По горным морщинам подобно дымно-лиловым потокам сползали вечерние тени, а причудливые зубцы скал остро толпились на рдеющем небе. Лермонтов не мог отделаться от подспудного ощущения, что эти картины уже жили в нём, не только питаясь полубессознательными детскими впечатлениями от поездок в Горячеводск, но вообще жили в нём изначально, что кочующие вереницы снеговых туч над Тарханами или сахарные купола московских облаков уже будили предчувствие раскалённой архитектуры Кавказа...

Говорят, у каждого человека, помимо места его действительного появления на свет, есть и родина души. Внутреннее сродство с незнакомым доселе краем пронзает человека мгновенно, будто луч света. Он стоит ошеломлённый, охваченный тихой радостью. Лермонтов был счастлив горами.

   — Прочти, Саша, ту свою пьесу про летящих журавлей, — сказал он, прилёгши на суховатую траву и следя за медленным движением подсвеченных зарей облаков.

   — Как ты про неё сведал? — живо спросил Одоевский простодушно и застенчиво.

Лермонтов усмехнулся. Тёмные его глаза были полны ласковости.

   — Да Назимов сказывал, как вы скакали в коляске к Ставрополю и он первым увидал клин. Сказал тебе, что надобно стихами приветствовать славную вереницу.
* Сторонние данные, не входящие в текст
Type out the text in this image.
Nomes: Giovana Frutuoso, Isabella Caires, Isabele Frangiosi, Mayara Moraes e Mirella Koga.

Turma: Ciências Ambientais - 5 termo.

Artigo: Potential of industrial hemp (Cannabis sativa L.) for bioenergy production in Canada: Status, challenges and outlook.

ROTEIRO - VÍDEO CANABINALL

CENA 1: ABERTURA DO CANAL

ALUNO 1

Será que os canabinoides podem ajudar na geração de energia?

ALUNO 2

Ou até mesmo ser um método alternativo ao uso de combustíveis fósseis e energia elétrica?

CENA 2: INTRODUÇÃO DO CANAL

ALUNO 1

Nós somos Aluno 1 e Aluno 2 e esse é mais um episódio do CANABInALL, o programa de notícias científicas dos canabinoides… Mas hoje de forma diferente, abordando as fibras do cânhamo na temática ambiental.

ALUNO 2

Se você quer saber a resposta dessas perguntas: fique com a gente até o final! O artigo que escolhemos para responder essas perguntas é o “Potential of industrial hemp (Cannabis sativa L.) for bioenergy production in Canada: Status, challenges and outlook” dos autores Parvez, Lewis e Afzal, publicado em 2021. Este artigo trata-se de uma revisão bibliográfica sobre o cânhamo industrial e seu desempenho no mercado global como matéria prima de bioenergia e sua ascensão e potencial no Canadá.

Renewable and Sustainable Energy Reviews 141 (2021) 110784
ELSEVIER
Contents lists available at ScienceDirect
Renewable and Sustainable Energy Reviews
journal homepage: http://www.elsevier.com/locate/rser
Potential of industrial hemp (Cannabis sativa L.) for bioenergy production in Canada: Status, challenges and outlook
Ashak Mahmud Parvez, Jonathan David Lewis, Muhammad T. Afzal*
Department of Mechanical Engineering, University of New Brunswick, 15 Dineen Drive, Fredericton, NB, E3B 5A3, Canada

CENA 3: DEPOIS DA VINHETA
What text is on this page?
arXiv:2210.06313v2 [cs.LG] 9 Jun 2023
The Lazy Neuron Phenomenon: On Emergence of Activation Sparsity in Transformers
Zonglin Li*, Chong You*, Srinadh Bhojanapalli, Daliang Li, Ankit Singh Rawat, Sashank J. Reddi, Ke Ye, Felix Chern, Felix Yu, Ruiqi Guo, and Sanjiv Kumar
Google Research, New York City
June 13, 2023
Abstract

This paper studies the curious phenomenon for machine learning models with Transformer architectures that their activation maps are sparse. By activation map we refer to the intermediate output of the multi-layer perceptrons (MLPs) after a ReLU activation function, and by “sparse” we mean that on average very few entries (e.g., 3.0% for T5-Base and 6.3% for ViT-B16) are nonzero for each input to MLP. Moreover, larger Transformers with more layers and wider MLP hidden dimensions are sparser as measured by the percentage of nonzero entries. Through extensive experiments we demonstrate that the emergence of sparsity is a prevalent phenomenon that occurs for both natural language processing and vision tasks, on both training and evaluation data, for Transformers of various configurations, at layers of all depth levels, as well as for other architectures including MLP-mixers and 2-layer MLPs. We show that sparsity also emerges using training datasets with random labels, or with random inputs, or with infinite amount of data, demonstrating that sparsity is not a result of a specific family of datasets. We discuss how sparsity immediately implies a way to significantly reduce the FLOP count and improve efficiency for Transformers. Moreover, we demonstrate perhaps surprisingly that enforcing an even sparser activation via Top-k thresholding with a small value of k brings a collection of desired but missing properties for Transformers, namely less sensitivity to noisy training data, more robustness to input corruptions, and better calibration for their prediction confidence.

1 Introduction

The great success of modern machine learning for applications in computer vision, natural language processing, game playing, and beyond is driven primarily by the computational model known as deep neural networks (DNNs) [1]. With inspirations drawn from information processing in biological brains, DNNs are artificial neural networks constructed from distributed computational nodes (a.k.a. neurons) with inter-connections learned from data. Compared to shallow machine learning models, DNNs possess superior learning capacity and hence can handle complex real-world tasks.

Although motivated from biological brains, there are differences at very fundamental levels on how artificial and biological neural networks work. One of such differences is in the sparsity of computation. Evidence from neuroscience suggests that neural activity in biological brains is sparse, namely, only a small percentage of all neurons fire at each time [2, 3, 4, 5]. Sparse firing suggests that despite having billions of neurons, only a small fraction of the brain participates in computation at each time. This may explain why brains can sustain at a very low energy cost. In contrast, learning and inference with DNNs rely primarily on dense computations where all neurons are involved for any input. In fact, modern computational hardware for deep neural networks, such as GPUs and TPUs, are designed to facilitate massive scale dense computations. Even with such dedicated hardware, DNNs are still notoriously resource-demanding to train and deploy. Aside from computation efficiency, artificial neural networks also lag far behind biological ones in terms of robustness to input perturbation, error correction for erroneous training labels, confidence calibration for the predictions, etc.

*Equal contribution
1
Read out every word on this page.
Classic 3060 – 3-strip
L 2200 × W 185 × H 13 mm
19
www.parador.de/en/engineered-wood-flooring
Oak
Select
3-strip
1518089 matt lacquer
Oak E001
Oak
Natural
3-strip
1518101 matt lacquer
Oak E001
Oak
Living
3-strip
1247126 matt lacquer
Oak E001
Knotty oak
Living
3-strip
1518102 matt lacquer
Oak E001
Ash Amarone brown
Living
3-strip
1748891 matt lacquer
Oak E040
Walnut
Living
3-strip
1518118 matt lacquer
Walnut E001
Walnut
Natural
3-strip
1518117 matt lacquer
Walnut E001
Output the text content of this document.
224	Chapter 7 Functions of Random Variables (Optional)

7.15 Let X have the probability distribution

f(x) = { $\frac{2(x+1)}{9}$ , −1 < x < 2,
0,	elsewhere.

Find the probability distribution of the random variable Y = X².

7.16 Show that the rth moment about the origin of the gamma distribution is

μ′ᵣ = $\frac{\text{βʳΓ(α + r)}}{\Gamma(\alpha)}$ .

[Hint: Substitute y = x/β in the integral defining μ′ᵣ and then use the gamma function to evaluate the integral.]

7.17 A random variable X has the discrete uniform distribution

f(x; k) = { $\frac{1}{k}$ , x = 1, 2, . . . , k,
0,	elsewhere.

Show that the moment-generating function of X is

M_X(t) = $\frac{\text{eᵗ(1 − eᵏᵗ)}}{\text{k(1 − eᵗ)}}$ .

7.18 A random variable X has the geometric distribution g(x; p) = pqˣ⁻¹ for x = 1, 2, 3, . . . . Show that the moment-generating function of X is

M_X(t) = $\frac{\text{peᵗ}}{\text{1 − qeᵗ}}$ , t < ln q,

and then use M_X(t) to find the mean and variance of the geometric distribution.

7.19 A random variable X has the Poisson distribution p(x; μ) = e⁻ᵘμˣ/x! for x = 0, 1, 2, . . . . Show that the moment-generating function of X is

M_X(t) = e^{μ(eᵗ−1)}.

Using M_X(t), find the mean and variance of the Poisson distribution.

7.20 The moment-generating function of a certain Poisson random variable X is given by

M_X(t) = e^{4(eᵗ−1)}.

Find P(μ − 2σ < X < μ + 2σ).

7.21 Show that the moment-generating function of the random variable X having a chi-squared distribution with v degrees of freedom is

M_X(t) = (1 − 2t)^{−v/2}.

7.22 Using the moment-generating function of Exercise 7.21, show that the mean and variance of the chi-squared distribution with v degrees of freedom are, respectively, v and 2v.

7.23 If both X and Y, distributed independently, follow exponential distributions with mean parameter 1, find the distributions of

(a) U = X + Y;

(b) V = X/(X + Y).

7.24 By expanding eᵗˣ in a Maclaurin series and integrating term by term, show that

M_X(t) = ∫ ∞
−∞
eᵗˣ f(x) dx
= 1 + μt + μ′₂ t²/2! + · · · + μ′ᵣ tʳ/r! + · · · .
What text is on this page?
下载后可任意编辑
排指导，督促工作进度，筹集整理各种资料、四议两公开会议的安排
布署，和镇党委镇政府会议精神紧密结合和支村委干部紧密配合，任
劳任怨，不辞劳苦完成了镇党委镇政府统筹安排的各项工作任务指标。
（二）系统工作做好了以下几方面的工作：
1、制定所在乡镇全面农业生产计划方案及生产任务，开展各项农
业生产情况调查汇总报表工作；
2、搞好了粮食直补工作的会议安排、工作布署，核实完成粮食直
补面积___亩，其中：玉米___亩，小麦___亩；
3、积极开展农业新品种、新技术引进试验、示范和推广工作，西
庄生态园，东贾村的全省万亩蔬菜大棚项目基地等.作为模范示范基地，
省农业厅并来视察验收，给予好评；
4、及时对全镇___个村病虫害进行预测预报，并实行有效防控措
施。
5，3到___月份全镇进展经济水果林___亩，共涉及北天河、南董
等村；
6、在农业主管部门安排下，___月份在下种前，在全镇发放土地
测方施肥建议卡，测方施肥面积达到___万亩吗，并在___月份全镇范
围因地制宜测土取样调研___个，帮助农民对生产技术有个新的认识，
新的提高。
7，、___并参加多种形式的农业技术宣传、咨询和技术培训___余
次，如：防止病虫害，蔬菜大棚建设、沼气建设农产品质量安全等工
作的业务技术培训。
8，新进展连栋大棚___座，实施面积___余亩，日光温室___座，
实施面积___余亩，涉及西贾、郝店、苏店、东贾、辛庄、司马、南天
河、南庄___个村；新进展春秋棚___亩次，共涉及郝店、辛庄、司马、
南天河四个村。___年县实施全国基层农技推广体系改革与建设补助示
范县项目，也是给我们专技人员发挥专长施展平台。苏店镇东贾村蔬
Изгнанники из тёплых краёв возвращались на свою родину, как вы из Сибири.

   — У меня была другая пьеса про возвращение на родину. Так, мечтанье. Бог весть, сбудется ли? — Он тоже вперил глаза в небесную даль. Лицо, омытое закатным светом, стало удивительно красиво.

«Сбудется ли?» — повторил про себя Лермонтов с сомнением.

Встрепенувшись, поторопил:

   — Читай же!

   — Какое, мой друг?

   — Которое ближе к сердцу.

Одоевский, не отводя взгляда от изменчивых красок неба, нараспев проговорил:


Как сладок первый день среди полей отчизны

На берегах излучистой Усьмы!

Опять блеснул нам луч давно минувшей жизни

И вывел нас из долгой скорбной тьмы...


Запнувшись, он поморгал влажными глазами.

   — Уволь, не могу.

   — Полно, — пробормотал смущённый Лермонтов. — Всех нас где-то ждут реки из нашего младенчества... Только мы уже не дети. Хочешь, помолчим?

   — Нет, мой друг. Мне больно было бы отказать тебе в просьбе. Хотя, по чести, приличнее мне просить тебя: я ведь дилетант, а поэт — ты.

Он произнёс это так просто, так дружественно, что настал черёд Лермонтова смешаться.

   — Ну, так тому и быть! — воскликнул с напускным оживлением. — Будем читать по очереди. Чур, ты первым.

Одоевский, повеселев, оборотился к нему лицом:

   — Так слушай и будь снисходителен!


Куда несётесь вы, крылатые станицы?

В страну ль, где на горах шумит лавровый лес.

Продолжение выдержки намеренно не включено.